Alexander Fleming

Alexander Fleming was a Scottish biologist and pharmacologist who is considered to be the father of antibiotic research.

Early life

Alexander Fleming was on 6 August 1881 on a farm in Ayrshire, Scotland. He was the son of farmer Hugh Fleming, and his second wife Grace Stirling Morton.

Education

Alexander Fleming attended Louden Moor School and Darvel School, he also earned two-year scholarship to Kilmarnock Academy. At the end of his scholarship he moved to London where he attended the Royal Polytechnic Institution. Flemings older brother Tom was made a great impact in Alexanders choice of career since he was a physician. Under this influence Alexander enrolled at St Mary’s Hospital Medical School in Paddington in 1903. There he earned MBBS from the school with distinction in 1906.

Achievements

By 1927 Fleming was already well-known from his earlier work, and had developed a reputation as a brilliant researcher. At this point Fleming was investigating the properties of staphylococci.

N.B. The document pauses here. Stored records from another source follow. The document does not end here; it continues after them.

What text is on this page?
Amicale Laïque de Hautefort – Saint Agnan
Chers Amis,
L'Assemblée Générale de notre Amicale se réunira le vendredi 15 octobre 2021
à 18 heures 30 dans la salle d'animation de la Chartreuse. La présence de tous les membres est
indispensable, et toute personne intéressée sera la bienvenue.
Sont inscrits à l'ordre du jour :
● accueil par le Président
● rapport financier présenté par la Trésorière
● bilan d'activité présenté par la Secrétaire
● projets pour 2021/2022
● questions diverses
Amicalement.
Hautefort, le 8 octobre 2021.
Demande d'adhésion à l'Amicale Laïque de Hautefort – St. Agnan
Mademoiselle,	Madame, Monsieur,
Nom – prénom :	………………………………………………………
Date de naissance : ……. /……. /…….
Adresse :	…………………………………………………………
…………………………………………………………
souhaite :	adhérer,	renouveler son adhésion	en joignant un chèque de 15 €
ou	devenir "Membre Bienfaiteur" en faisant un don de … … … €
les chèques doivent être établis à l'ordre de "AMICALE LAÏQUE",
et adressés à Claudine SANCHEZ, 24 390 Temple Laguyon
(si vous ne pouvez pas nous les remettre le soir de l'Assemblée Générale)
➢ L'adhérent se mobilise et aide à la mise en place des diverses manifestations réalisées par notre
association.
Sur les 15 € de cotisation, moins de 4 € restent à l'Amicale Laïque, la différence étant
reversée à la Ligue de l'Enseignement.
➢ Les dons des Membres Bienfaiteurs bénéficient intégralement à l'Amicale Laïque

After leaving his laboratory for a trip, he left his culture of staphylococci stacked on a bench. When he returned, Fleming notices that one culture was contaminated with fungus and that this culture was dead while other cultures survived. Fleming took the contaminated culture to his former assistant Merlin Price who noticed him that he discovered lysozyme. Fleming took the mold and grew it in a pure container. He found that the substance produced would kill a number of disease-causing bacteria. He identified the mold as being from the Penicillium genus, and after some time named it penicillin (March 7, 1929). Afterwards Flemings findings drew attention and mass production was established of the worlds first mass produced antibiotic.

Later life

In 1955, Fleming died at his home in London of a heart attack. He was buried at St Paul’s Cathedral.

Alexander Fleming quotes

  • “It is the lone worker who makes the first advance in a subject; the details may be worked out by a team, but the prime idea is due to enterprise, thought, and perception of an individual.”
  • “One sometimes finds what one is not looking for.”
  • “The lone hand has advantages as well as the much-advertised team-work, but each in its own place.”